Rob Halford: “We worked with Chi Chi La Rue, who is a gay drag porno director from LA. One of the leading people in his genre, has all these awards. Some friends of mine were in one of his videos a few months back, and we were at a bar in San Diego celebrating New Year’s Eve and one of my friends said ‘wouldn’t it bee cool if Chi Chi directed a music video?’ And immediately my mind starts to work. This could be really, really cool, instead of the usual Cliched rock and roll video director, bring in this person that’s more known for erotic, pornographic video work. And so I called Chi Chi, it turns out that Chi Chi’s a big rock and roll metal, hard rock freak, and we met in LA a few days later. I really enjoyed meeting him, discussing the possibilities. When it was presented to Nothing Records and Interscope, they just exploded and thought it was the greatest thing to consider doing. So with their support, we went ahead and made it. It’s a very, very powerful piece of work. Some adult stars are in it, gay, straight, all different backgrounds. We just created a video piece that supports the title ‘I Am A Pig,’ which pretty much says what it is. The song itself lyrically contains the idea that what we see as we are now is something different from the potential to be. Like whatever skeletons you have in the closet or whatever. We all carry 2 sides to our personality, one where we’re in the public domain, a really different person from what we are in private. So that’s the element of what the song is about. The video is just taking sexuality, physical sexuality, and using that as a metaphor to describe the feelings of the song. So we have all these different scenes going on in the video, of different people doing different things with each other. And collectively it comes up as the boundary lying between being a pig and being a voyeur.
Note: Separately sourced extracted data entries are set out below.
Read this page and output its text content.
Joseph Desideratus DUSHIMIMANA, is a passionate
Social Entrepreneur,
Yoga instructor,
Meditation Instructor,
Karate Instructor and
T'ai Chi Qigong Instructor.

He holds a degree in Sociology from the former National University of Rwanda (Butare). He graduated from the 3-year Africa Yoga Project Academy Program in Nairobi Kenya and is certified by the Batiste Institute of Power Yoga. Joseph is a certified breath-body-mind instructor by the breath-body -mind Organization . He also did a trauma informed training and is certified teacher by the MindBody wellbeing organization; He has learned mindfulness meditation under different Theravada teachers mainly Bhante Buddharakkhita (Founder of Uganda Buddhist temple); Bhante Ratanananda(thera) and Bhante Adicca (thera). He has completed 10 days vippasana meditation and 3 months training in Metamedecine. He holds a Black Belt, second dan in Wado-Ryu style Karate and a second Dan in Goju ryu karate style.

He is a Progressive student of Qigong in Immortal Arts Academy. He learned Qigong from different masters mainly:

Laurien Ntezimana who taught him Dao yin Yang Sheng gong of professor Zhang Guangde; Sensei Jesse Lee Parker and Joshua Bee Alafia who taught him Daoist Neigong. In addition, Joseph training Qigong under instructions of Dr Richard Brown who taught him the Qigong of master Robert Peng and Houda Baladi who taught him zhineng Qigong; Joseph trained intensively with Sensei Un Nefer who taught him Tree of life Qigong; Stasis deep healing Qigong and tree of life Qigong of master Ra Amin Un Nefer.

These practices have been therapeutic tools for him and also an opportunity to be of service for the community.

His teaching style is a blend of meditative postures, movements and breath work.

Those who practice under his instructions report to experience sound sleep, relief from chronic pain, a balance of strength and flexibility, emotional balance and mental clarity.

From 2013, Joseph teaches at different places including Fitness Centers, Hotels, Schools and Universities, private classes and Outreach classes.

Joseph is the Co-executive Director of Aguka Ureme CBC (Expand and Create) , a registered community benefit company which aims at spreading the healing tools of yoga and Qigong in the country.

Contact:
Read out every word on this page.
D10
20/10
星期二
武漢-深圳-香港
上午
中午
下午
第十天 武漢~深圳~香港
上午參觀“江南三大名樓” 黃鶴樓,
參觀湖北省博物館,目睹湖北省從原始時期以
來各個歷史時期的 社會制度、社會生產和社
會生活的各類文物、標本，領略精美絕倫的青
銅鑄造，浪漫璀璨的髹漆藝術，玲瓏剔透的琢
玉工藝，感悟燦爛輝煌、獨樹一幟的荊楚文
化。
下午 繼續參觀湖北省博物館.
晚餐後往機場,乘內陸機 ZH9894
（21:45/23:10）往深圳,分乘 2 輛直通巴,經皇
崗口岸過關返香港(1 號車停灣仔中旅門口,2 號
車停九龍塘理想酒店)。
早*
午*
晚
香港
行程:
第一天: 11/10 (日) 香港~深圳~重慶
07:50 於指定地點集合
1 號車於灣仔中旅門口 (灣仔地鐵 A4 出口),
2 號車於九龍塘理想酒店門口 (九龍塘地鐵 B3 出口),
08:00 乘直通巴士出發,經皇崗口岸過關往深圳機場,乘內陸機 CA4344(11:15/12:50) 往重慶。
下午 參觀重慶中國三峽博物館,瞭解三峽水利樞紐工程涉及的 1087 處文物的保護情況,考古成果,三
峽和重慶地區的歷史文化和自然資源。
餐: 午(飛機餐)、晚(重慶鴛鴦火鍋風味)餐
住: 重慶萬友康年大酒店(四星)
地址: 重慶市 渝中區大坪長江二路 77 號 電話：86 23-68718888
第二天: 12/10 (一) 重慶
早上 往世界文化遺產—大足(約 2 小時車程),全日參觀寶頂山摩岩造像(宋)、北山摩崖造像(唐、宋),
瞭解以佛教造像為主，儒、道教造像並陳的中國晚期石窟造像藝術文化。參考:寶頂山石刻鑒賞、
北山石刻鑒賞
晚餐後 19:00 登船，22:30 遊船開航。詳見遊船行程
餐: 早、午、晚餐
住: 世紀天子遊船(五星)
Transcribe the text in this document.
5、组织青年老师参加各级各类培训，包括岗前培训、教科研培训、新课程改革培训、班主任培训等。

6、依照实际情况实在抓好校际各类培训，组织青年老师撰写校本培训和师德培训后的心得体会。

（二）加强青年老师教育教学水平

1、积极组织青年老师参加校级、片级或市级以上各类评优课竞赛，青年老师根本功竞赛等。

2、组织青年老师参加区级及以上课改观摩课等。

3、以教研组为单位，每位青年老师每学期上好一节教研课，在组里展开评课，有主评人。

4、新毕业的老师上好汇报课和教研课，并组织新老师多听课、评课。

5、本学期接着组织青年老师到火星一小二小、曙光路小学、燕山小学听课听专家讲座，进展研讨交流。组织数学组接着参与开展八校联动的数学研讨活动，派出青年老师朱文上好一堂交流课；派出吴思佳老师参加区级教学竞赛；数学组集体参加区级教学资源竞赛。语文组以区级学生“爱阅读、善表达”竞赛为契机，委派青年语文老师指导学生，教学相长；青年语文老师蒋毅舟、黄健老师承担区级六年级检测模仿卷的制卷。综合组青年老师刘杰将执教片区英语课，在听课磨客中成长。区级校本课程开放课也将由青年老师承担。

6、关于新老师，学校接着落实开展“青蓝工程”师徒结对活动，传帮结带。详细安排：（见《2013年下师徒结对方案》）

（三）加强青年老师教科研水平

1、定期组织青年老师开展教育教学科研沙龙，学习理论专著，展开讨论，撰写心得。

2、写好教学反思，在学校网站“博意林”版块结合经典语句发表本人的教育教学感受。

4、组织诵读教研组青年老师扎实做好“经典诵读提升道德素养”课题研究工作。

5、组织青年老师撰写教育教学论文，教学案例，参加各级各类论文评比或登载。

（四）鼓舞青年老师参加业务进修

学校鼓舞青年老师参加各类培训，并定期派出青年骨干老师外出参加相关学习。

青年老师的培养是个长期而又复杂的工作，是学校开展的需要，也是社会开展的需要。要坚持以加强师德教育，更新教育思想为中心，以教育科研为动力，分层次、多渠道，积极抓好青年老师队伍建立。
When you first joined Priest, did you ever think music would still be your career over 20 years later?

Rob Halford: “I just go from moment to moment. I’m a strong believer in synchronicity, that if you think about something long enough, hard enough, dream about something long enough, hard enough, it flows through different people and to different areas. You bring things into your life by wanting something strongly. So, I guess I just want to do this so bad I’ve never lost the passion and the excitement and the enthusiasm for creating music and recording music and performing music live. All of those areas have never diminished. So, I Wouldn’t have dreamed that at this point in my career I’d be venturing out on a new label operated by Trent Reznor, one the great visionaries of music and making a new record with new musicians, about to embark on another trek around the planet showing off a whole new situation.”